Cast: Queen Latifah, Kevin Bacon, Andie McDowall, Alfre Woodard, Alicia Silverstone, Keshia Knight Pulliam, Sherri Shephard, Djimon Hounsou, Golden Brooks, Lil J, LisaRaye, Kimora Lee Simmons, Paige Hurd, Della Reese, and Laura Hayes




It was bound to happen at some point. As soon as Ice Cube and his "Barbershop" franchise did well in theaters, it was a matter of time before producers of all sorts would put together a female version of the film, mainly set in a beauty salon. So far, there have been a few films that have approached the subject matter such as the straight to DVD film, Nora's Hair Salon with Jenifer Lewis the indie film Hair Show with MoNique, and the yet to be released The Salon with Vivica A. Fox, but Queen Latifah along with the creators of the Barbersho seem to have won out in terms of having the rights to the BEUATY SHOP as well as being released by a major studio, MGM. While some of the jokes take some time to get a chuckle, Latifah and the cast more than make up for it by bringing in their own comedic style and making the film enjoyable and worthy of being a spinoff.

First introduced in Barbershop 2, Gina Morris (Latifah) brings her daughter from Chicago to Atlanta in search of a better environment and education. Being a beautician in a fancy upscale salon and working for well known hair stylist, Jorge (Bacon), Gina has had it up to her neck when Jorge dismisses her as just another employee as opposed to his best employees who keeps the business running when he's away. Quitting to ease her mind, Gina decides to finally open up her own beauty shop. It doesn't go as smooth as she hopes as she has to settle for a run down salon and deal with former employees (Brooks, Shephard, and Woodard) of the old shop who brings in their personalities into the mix. Not only does Gina have to deal with work related issues, she's constantly bailing little sister Darnelle (Pulliam) from whatever mess she gets into. When electrical problems arrive that may cause her to lose the shop, there's the local handyman and neighbor Joe (Hounsou) to save the day and her heart. With her white friend Lynn (Silverstone) and client (McDowall) in tow, Gina does her best to be successful before Jorge can bring her down with his underhand business tactics.

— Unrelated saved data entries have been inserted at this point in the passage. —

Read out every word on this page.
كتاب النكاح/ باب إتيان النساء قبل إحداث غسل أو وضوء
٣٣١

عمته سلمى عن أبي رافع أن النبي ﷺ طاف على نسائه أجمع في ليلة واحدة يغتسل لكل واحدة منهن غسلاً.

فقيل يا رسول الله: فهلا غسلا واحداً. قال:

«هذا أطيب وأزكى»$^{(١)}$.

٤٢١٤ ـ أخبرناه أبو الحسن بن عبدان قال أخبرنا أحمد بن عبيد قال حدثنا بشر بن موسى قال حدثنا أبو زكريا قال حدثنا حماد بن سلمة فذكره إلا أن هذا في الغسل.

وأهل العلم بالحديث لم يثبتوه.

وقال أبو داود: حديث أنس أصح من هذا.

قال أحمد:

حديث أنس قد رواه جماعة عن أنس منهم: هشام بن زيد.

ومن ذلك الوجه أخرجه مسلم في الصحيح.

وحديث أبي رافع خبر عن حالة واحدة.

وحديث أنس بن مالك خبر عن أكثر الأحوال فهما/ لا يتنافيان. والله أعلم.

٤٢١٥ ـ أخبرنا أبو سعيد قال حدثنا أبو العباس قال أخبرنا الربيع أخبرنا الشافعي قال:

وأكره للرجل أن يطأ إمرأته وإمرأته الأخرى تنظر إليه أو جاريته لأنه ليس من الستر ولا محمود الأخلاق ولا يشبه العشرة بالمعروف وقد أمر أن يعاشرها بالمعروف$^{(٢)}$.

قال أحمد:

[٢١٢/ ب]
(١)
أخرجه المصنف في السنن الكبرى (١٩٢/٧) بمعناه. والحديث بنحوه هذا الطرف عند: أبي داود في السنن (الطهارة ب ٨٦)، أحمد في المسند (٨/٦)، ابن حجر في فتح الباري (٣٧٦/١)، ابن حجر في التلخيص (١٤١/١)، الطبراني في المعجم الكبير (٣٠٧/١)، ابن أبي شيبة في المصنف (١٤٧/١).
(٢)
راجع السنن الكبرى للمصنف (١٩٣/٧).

What "Beauty Shop" brings to the table is the stuff that women talk about that we didn't get to hear obviously in the men infested Barbershop films; and having an engaging cast such as Shephard and Woodard adds spark to the film. For Woodard, who's always saddled with serious supporting roles, she lets loose verbally and physically as we get to see her comedic side for a change. Latifah is the den mother of the group who keeps it together, and she plays the role with finesse and comfort. It's so nice that Knight Pulliam has grown up and still be part of the entertainment business. Most of the stuff we see here is what you saw in the Barbershop films such as the token white person who works in the shop and common shop talk that goes on in the salon/ barbershop, so in a way, there's no originality here, but Director Billie Woodruff keeps the spirit up and moving by adding and comedy to the mix. After playing a pedophile in "The Woodsman", Bacon nearly steals the films as the flamboyant Jorge, who never stops taking pot shots at Gina. In what her best work since "Clueless", Silverstone is funny as the white girl who knows a thing or two on how to fit in with the sistas. Another scene stealer is comedian Lil J, who makes the most with his lines. Some of the jokes that are meant to be funny aren't such as a scene with Della Reese and her teeth, but for most part, the dialogue by the cast keeps you entertained.